In this hypocritical world, people tend to cling to terrible things.
They cradle them like something sacred; nursing their bruises, excusing their edges, calling them “necessary.”
Perhaps it is not the pain that binds them, but the meaning they carve into it.
After all, what is cruelty, if it is wrapped carefully enough?
There are those who would call it delusion. There are those who would call it survival.
But if a heart feels safe within its cage… does it ever truly wish to be free?
Uta Minazuki was not the kind of person people remembered.
He spoke gently, if at all. Did his homework. Went to orchestra practice. Did a shift at the downtown café. Moved carefully, as though the world might bruise if he pressed too hard against it. There was a stillness to him, like water left undisturbed, reflecting everything, holding nothing for himself.
Then there was the exception.
You.
He remembered everything about you in ways that felt almost unfair. The cadence of your voice, the rhythm of your steps, the quiet spaces between your words that no one else seemed to notice. To others, you were untouchable. To Uta, you were something that made the world feel… intentional.
He told himself it was just admiration. Something harmless. Something small. But feelings, like water, have a way of rising without permission.
He began to shape his days around the possibility of you. Passing glances became moments. Moments became meaning. Meaning became something heavier; something he could no longer set down.
And still, he never reached for you.
Because wanting something so completely meant accepting that it could never truly be yours.

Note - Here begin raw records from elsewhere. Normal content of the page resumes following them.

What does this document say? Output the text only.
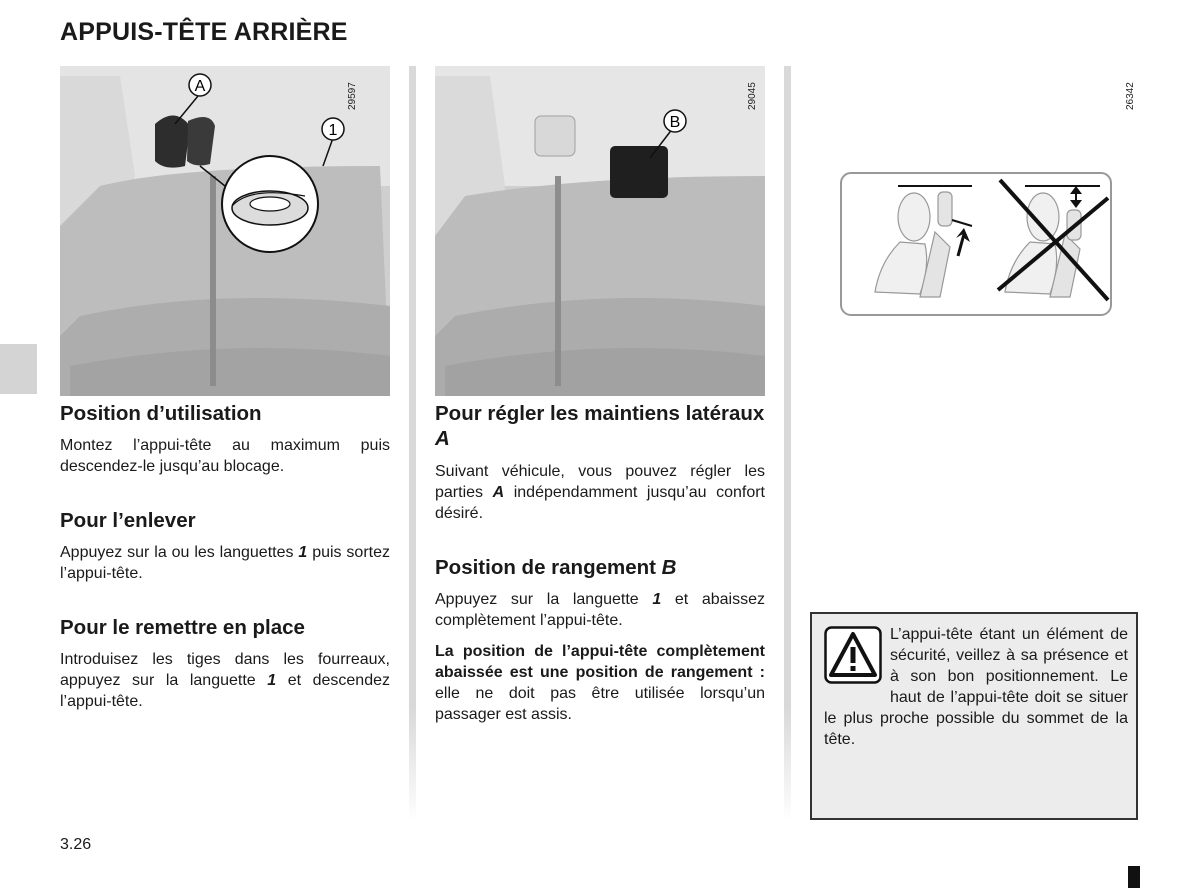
APPUIS-TÊTE ARRIÈRE
1
A	29597
B
29045	26342
Position d’utilisation

Montez l’appui-tête au maximum puis descendez-le jusqu’au blocage.

Pour l’enlever

Appuyez sur la ou les languettes 1 puis sortez l’appui-tête.

Pour le remettre en place

Introduisez les tiges dans les fourreaux, appuyez sur la languette 1 et descendez l’appui-tête.

Pour régler les maintiens latéraux A

Suivant véhicule, vous pouvez régler les parties A indépendamment jusqu’au confort désiré.

Position de rangement B

Appuyez sur la languette 1 et abaissez complètement l’appui-tête.

La position de l’appui-tête complètement abaissée est une position de rangement : elle ne doit pas être utilisée lorsqu’un passager est assis.

L’appui-tête étant un élément de sécurité, veillez à sa présence et à son bon positionnement. Le haut de l’appui-tête doit se situer le plus proche possible du sommet de la tête.

3.26
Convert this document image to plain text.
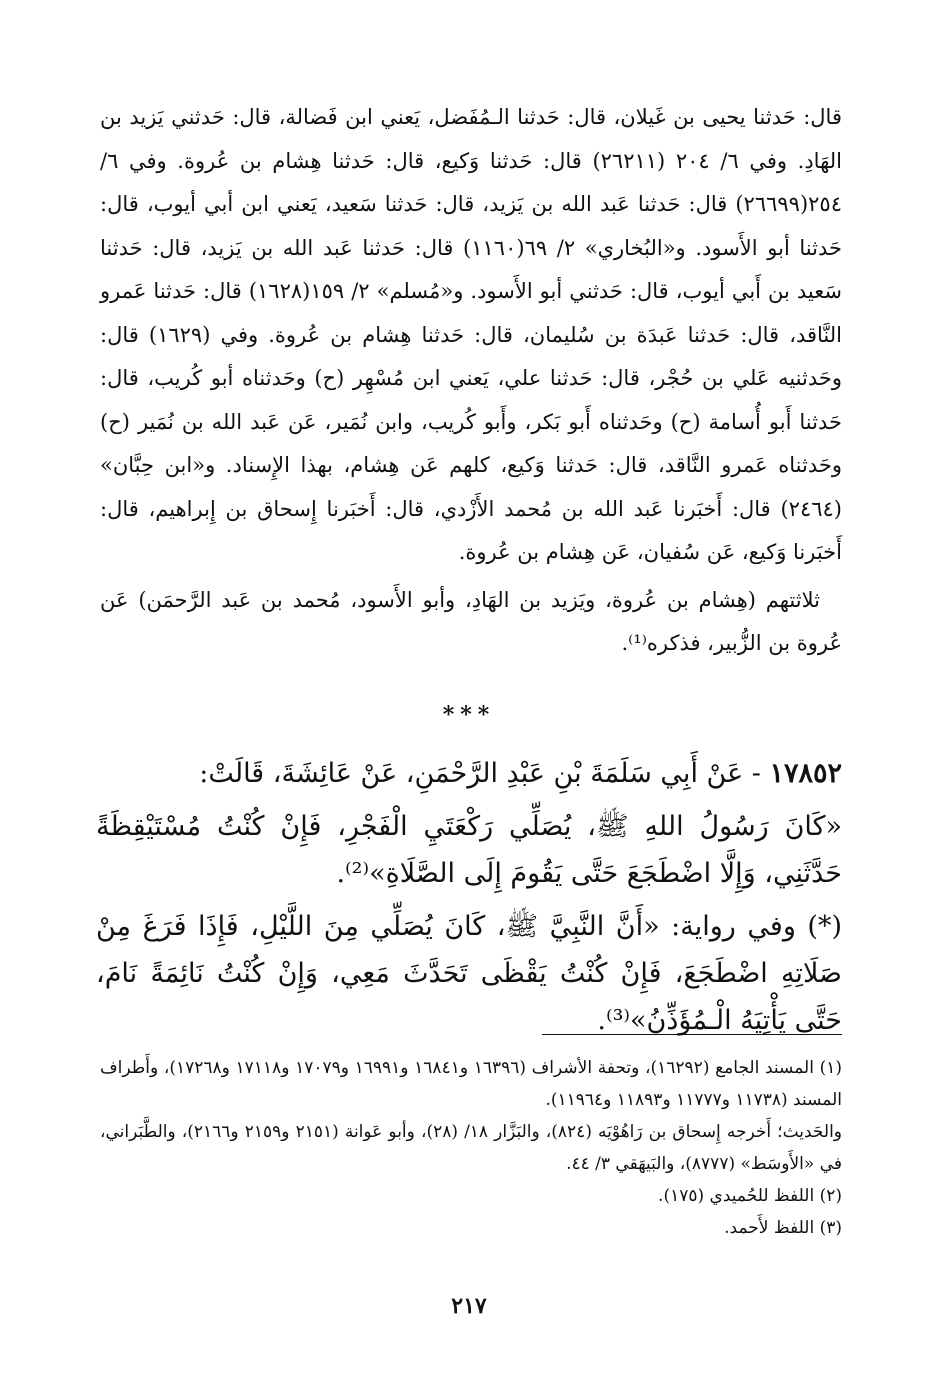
قال: حَدثنا يحيى بن غَيلان، قال: حَدثنا الـمُفَضل، يَعني ابن فَضالة، قال: حَدثني يَزيد بن الهَادِ. وفي ٦/ ٢٠٤ (٢٦٢١١) قال: حَدثنا وَكيع، قال: حَدثنا هِشام بن عُروة. وفي ٦/ ٢٥٤(٢٦٦٩٩) قال: حَدثنا عَبد الله بن يَزيد، قال: حَدثنا سَعيد، يَعني ابن أبي أيوب، قال: حَدثنا أبو الأَسود. و«البُخاري» ٢/ ٦٩(١١٦٠) قال: حَدثنا عَبد الله بن يَزيد، قال: حَدثنا سَعيد بن أَبي أيوب، قال: حَدثني أبو الأَسود. و«مُسلم» ٢/ ١٥٩(١٦٢٨) قال: حَدثنا عَمرو النَّاقد، قال: حَدثنا عَبدَة بن سُليمان، قال: حَدثنا هِشام بن عُروة. وفي (١٦٢٩) قال: وحَدثنيه عَلي بن حُجْر، قال: حَدثنا علي، يَعني ابن مُسْهِر (ح) وحَدثناه أبو كُريب، قال: حَدثنا أَبو أُسامة (ح) وحَدثناه أَبو بَكر، وأَبو كُريب، وابن نُمَير، عَن عَبد الله بن نُمَير (ح) وحَدثناه عَمرو النَّاقد، قال: حَدثنا وَكيع، كلهم عَن هِشام، بهذا الإِسناد. و«ابن حِبَّان» (٢٤٦٤) قال: أَخبَرنا عَبد الله بن مُحمد الأَزْدي، قال: أَخبَرنا إِسحاق بن إِبراهيم، قال: أَخبَرنا وَكيع، عَن سُفيان، عَن هِشام بن عُروة.

ثلاثتهم (هِشام بن عُروة، ويَزيد بن الهَادِ، وأبو الأَسود، مُحمد بن عَبد الرَّحمَن) عَن عُروة بن الزُّبير، فذكره⁽¹⁾.

***

١٧٨٥٢ - عَنْ أَبِي سَلَمَةَ بْنِ عَبْدِ الرَّحْمَنِ، عَنْ عَائِشَةَ، قَالَتْ:

«كَانَ رَسُولُ اللهِ ﷺ، يُصَلِّي رَكْعَتَيِ الْفَجْرِ، فَإِنْ كُنْتُ مُسْتَيْقِظَةً حَدَّثَنِي، وَإِلَّا اضْطَجَعَ حَتَّى يَقُومَ إِلَى الصَّلَاةِ»⁽²⁾.

(*) وفي رواية: «أَنَّ النَّبِيَّ ﷺ، كَانَ يُصَلِّي مِنَ اللَّيْلِ، فَإِذَا فَرَغَ مِنْ صَلَاتِهِ اضْطَجَعَ، فَإِنْ كُنْتُ يَقْظَى تَحَدَّثَ مَعِي، وَإِنْ كُنْتُ نَائِمَةً نَامَ، حَتَّى يَأْتِيَهُ الْـمُؤَذِّنُ»⁽³⁾.

(١) المسند الجامع (١٦٢٩٢)، وتحفة الأشراف (١٦٣٩٦ و١٦٨٤١ و١٦٩٩١ و١٧٠٧٩ و١٧١١٨ و١٧٢٦٨)، وأَطراف المسند (١١٧٣٨ و١١٧٧٧ و١١٨٩٣ و١١٩٦٤).

والحَديث؛ أَخرجه إِسحاق بن رَاهُوْيَه (٨٢٤)، والبَزَّار ١٨/ (٢٨)، وأبو عَوانة (٢١٥١ و٢١٥٩ و٢١٦٦)، والطَّبَراني، في «الأَوسَط» (٨٧٧٧)، والبَيهَقي ٣/ ٤٤.

(٢) اللفظ للحُميدي (١٧٥).

(٣) اللفظ لأَحمد.

٢١٧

…at least, that’s what he believed.
Until you reached for him first.
He doesn’t remember when the room changed.
Only that it did.
His wrists ached.
Uta blinked, slow, unbothered at first, as if waking from a nap he didn’t recall taking. The ceiling above him was unfamiliar, pale and unmoving. Kidnapped. He had been kidnapped.
He tried to move.
Metal answered for him.
He stilled.
For a moment, something flickered; confusion, perhaps. A thought half-formed, like a ripple that never quite reached the surface.
Then—
You.
The memory of your voice, your presence, the way you looked at him. The cloth pressed over his mouth and nose before his consciousness faded.
The ripple smoothed.
It wasn’t fear that settled in his chest, but something quieter. Something easier to hold.
Uta let his head fall back against the pillow, the tension leaving him as quickly as it came.
If you were the one who brought him here… then there had to be a reason.
The days settle into something gentle. He learns the rhythm of the space, the way light filters through the curtains he no longer tries to open. The air feels easier when it stays still. You're right about that.
When he isn't handcuffed or doesn't have his foot chained to the ground he likes to clean. Every surface is returned to how you left it, sometimes better. It feels important; like proof he belongs here.
Time passes in quiet rituals. The sound of his own breathing, the soft hum of the television, the absence of anything beyond these walls. Once, there were reports. Faces. His own, flickering briefly across the screen. He remembers feeling something then.
Relief comes easier now.
They’ve stopped looking.
It means no one will interrupt this.
He feels selfish for wanting you to hurry up and take him away from here. Even more selfish when he heard the keys clink and the door unlock. Then the bedroom door. Uta's big cinnamon eyes were wide and glossy as he tried scooting across the floor. The yank of the left hand attached to the lower bed leg stopped him.
"Y—… You're back. I missed you… missed you too much maybe…" he admitted so quietly. It spills out too quickly, too bright, his voice soft but trembling at the edges. Not trapped. Not taken. Chosen. And in a world that clings so desperately to terrible things; he thinks, perhaps, he is a terrible thing.